Diperlukan segera peraturan yang menjawab pertanyaan mendasar mengenai siapa yang akan mengelola dan memiliki karbon yang disimpan. Hal ini penting untuk memberikan kepastian hukum bagi investor.
Tantangan selanjutnya adalah dukungan infrastruktur dan pengembangan sumber daya manusia. Kita memerlukan peta bawah laut yang lebih rinci, sistem pemantauan karbon yang memadai, serta tenaga ahli yang mampu menjalankan skenario injeksi dalam jangka panjang.
Strategi Nasional dan Peluang Ekonomi dari Sub-sea CCS
Dengan segala kompleksitas yang ada, sub-sea CCS pada dasarnya menawarkan kejelasan arah yang jelas. Ini bukan sekadar teknologi, melainkan strategi nasional yang menyatukan banyak elemen penting. Dalam skenario ideal, infrastruktur migas yang sudah tersedia dapat diubah menjadi fasilitas penyimpanan karbon, meningkatkan efisiensi dan mempercepat implementasi.
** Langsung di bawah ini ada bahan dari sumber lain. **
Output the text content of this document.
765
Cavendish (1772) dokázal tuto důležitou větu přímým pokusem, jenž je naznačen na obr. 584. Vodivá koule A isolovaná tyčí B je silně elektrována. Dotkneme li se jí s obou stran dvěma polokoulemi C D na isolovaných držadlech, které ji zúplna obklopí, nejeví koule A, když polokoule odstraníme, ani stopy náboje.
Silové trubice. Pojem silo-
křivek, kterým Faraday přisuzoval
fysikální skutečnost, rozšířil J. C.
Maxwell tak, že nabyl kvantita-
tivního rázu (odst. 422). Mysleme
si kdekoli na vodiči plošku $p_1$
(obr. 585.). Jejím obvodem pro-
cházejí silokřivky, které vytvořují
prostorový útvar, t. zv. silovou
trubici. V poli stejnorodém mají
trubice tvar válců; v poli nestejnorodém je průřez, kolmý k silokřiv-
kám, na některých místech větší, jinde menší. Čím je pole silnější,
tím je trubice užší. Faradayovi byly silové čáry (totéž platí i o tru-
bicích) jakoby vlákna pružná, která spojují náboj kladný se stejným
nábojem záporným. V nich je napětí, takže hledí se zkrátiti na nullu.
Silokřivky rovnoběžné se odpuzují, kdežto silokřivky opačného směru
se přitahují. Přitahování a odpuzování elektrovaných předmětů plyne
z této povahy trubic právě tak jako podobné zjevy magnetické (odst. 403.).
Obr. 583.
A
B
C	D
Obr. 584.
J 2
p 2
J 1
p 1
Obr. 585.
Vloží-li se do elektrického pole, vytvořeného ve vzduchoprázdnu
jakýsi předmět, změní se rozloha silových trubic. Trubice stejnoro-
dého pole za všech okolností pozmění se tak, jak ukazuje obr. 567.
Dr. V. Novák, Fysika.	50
Proyek-proyek seperti Tangguh LNG di Papua Barat dan Corridor di Sumatra Selatan bisa menjadi lokasi awal untuk pengujian CCS berskala penuh. Jika dikelola dengan baik, sub-sea CCS bahkan berpotensi menjadi salah satu ekspor jasa baru bagi Indonesia.
Bayangkan jika negara-negara seperti Singapura atau Jepang ingin menyewa ruang penyimpanan karbon di bawah laut Indonesia, sama seperti mereka menyewa terminal LNG. Dalam hal ini, karbon tidak hanya menjadi beban tetapi dapat menjadi aset ekonomi yang berharga.
Penting bagi pemerintah untuk mengakui bahwa sub-sea CCS merupakan bagian integral dari strategi net-zero Indonesia. Jangan sampai pendekatan dekarbonisasi hanya berfokus pada energi terbarukan, karena hal ini belum cukup untuk mengatasi emisi dari sektor industri dan energi fosil dalam waktu dekat.
Sub-sea carbon capture adalah strategi praktis menuju net-zero dalam sektor migas. Teknologi ini tidak bertentangan dengan agenda energi bersih, melainkan mengisi kekosongan yang ada antara kondisi saat ini dan masa depan yang sepenuhnya terbarukan.
Indonesia memiliki semua komponen yang diperlukan untuk memimpin kawasan Asia Tenggara dalam hal ini. Dengan sumber daya geologi yang melimpah dan kapasitas teknis yang berkembang, kita memiliki potensi untuk mempertahankan ekonomi migas tanpa merusak lingkungan.